Attention mechanisms in LLMs allow the model to focus selectively on specific parts of the input, depending on the context of the task at hand. Self-attention mechanisms, used in transformer-based models, work by computing the dot product between one token in the sequence and other tokens, resulting in a matrix of weights representing each token’s importance relative to every other token in the sequence.

These weights are then used to compute a weighted sum of the token embeddings, which forms the input to the next layer in the model. By doing this, the model can effectively “attend” to the most relevant information in the input sequence while ignoring irrelevant or redundant information. This is particularly useful for tasks that involve understanding long-range dependencies between tokens, such as natural language understanding or text generation.

Moreover, attention mechanisms have become a fundamental component in many state-of-the-art NLP models. Researchers continue exploring new ways of using them to improve performance on a wide range of tasks. For example, some recent work has focused on incorporating different types of attention, such as multi-head attention, or using attention to model interactions between different modalities, such as text and images.

Pre-training

Pretraining is a critical process in the development of large language models. It is a form of unsupervised learning where the model learns to understand the structure and patterns of natural language by processing vast amounts of text data. During pretraining, the model is trained on a large corpus of text, usually without any specific task or objective, and learns to predict the next word in a sentence or to fill in the missing words in a sequence of text.

The pretraining process allows the model to capture the fundamental properties of language, such as syntax, semantics, and context, and to develop an understanding of the relationships between words and their meanings. As a result, pretraining produces a language model that can be fine-tuned for various downstream NLP tasks, such as text classification, sentiment analysis, and machine translation.

Pretraining can be done using various architectures, including autoencoders, recurrent neural networks (RNNs) and transformers. Among these, transformers have become the most popular architecture for pretraining large language models due to their ability to handle long-range dependencies and capture contextual relationships between words. The most well-known pretraining models based on transformers are BERT and GPT.

Transfer learning

Transfer learning is a machine learning technique that involves utilizing the knowledge gained during pre-training and applying it to a new, related task. In the context of large language models, transfer learning entails fine-tuning a pre-trained model on a smaller, task-specific dataset to achieve high performance on that particular task.
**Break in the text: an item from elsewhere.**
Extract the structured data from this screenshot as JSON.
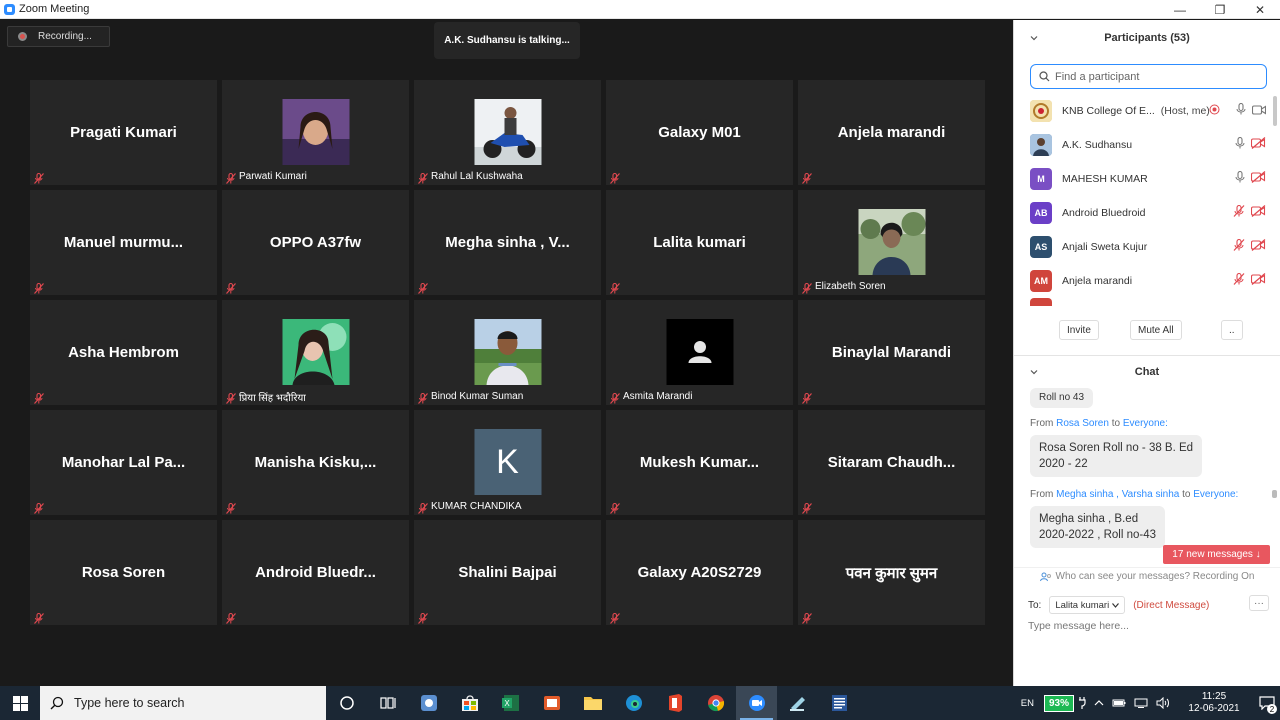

The advantage of transfer learning is that it allows the model to leverage the vast amount of general language knowledge learned during pre-training. This means the model can learn more quickly and accurately from smaller, labeled datasets, reducing the need for large labeled datasets and extensive training for each new task. Transfer learning can significantly reduce the time and resources required to train a model for a new task, making it a highly efficient approach.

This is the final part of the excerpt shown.